The Last Days of Jack Sparks is a darkly witty novel that that can be scary, gross, funny and frustrating all the same time. It’s an book to categorize for it has many elements of horror, science fiction, dark humor, and a poke at social media celebrities. 

“In 2014, Jack Sparks - the controversial pop culture journalist - died in mysterious circumstances. To his fans, Jack was a fearless rebel; to his detractors, he was a talentless hack. Either way, his death came as a shock to everyone. It was no secret that Jack had been researching the occult for his new book. He'd already triggered a furious Twitter storm by mocking an exorcism he witnessed in rural Italy. Then there was that video: thirty-six seconds of chilling footage that Jack repeatedly claimed was not of his making, yet was posted from his own YouTube account. Nobody knew what happened to Jack in the days that followed - until now. This book, compiled from the files found after his death, reveals the chilling details of Jack's final hours.”

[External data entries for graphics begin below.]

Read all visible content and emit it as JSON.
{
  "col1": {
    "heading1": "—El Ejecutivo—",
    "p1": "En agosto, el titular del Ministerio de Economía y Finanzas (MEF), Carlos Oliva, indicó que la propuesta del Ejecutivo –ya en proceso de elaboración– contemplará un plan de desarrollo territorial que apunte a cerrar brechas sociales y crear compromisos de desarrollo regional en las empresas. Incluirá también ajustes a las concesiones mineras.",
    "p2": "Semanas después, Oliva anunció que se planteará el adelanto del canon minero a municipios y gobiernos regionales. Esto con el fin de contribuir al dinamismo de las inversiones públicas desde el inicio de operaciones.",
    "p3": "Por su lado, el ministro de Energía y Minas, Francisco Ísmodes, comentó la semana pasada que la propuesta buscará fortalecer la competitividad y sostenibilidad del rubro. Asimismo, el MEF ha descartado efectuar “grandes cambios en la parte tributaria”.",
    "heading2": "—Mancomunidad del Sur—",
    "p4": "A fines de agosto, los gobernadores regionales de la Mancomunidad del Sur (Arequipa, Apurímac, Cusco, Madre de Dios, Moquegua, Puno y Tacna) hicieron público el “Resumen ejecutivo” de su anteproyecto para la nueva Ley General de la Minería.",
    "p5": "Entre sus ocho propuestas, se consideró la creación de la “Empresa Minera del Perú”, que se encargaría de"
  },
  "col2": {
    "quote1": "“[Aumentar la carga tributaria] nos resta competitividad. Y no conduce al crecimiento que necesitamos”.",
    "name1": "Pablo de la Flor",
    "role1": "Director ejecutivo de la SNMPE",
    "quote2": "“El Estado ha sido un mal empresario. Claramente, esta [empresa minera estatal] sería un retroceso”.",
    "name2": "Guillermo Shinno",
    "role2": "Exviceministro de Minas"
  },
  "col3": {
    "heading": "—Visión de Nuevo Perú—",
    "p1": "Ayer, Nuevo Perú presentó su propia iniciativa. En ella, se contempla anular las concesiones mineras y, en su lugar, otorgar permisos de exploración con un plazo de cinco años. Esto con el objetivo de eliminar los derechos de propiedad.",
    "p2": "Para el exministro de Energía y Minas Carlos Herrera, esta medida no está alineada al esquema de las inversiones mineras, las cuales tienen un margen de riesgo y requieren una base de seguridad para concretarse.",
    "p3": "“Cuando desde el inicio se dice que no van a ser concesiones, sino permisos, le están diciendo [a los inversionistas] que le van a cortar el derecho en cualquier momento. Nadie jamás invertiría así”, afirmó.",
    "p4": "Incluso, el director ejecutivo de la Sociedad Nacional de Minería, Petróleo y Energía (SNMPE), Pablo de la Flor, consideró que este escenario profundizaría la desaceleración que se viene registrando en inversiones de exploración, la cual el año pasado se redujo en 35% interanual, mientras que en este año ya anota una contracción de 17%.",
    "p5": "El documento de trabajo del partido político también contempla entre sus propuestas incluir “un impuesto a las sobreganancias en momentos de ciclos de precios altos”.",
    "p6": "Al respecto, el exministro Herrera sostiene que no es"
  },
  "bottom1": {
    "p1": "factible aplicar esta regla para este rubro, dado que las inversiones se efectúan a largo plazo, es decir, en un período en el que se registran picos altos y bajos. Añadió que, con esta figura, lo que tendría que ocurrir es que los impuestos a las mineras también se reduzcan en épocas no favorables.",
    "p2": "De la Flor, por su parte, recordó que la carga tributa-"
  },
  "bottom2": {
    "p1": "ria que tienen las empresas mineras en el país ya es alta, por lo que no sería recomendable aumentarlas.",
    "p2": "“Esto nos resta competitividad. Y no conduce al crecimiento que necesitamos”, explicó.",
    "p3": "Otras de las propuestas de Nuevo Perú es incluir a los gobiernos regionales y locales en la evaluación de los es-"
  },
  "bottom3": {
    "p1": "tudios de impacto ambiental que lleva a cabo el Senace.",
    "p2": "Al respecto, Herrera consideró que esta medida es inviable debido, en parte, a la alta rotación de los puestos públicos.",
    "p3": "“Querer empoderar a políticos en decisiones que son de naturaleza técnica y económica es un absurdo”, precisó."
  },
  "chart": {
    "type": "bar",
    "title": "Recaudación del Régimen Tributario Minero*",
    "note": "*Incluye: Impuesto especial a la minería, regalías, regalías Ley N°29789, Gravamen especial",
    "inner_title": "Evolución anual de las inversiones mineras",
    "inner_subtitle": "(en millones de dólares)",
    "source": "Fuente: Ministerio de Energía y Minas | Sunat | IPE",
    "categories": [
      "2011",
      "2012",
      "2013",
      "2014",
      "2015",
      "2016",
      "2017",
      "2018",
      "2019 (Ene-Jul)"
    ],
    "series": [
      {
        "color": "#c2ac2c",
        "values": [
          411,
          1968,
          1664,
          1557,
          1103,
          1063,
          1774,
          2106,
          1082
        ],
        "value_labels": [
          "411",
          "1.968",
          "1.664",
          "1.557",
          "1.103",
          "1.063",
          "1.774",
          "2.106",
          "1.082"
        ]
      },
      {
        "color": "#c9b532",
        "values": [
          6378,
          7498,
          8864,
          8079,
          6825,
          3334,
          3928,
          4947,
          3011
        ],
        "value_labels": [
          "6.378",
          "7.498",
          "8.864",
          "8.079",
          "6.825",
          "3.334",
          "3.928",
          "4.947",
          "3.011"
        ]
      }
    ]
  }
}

The conceit of the book is that Jack writes his book as it goes along, but it’s clear that author Jason Arnopp has created an unreliable narrator here, as the reader is sort drawn into Jack’s world and you are never really sure if any of this is happening (and by the end of the book, for me anyways, this becomes somewhat clear). Also, Jack is a very unlikable character and fairly dense. But like modern young adults, his life’s meaning revolves around his own legend. It’s a world where he’s more obsessed with scoring as many hits as he can on his multiple social media channels. You’ll either find him funny, one who continues to cling to his atheism even when presented with some very obvious supernatural occurrences, or a brilliant journalist who has discovered many people across the globe are colluding together to say the Devil does exist. 

A lot of other stuff happens, with Jack not believing any of it and ends up in California, where he ends up engaging with a group of people who believe they can create and then communicate with a fictionalized ghost through expectations of human will (which the writer based on something called The Philip Experiment that took place in Ontario, Canada in 1972).

It’s very 1970/80s Doctor Who (which the writer does have an association with) set against modern times. The book falters at the end, and I felt cheated a bit, but a strong debut none the less.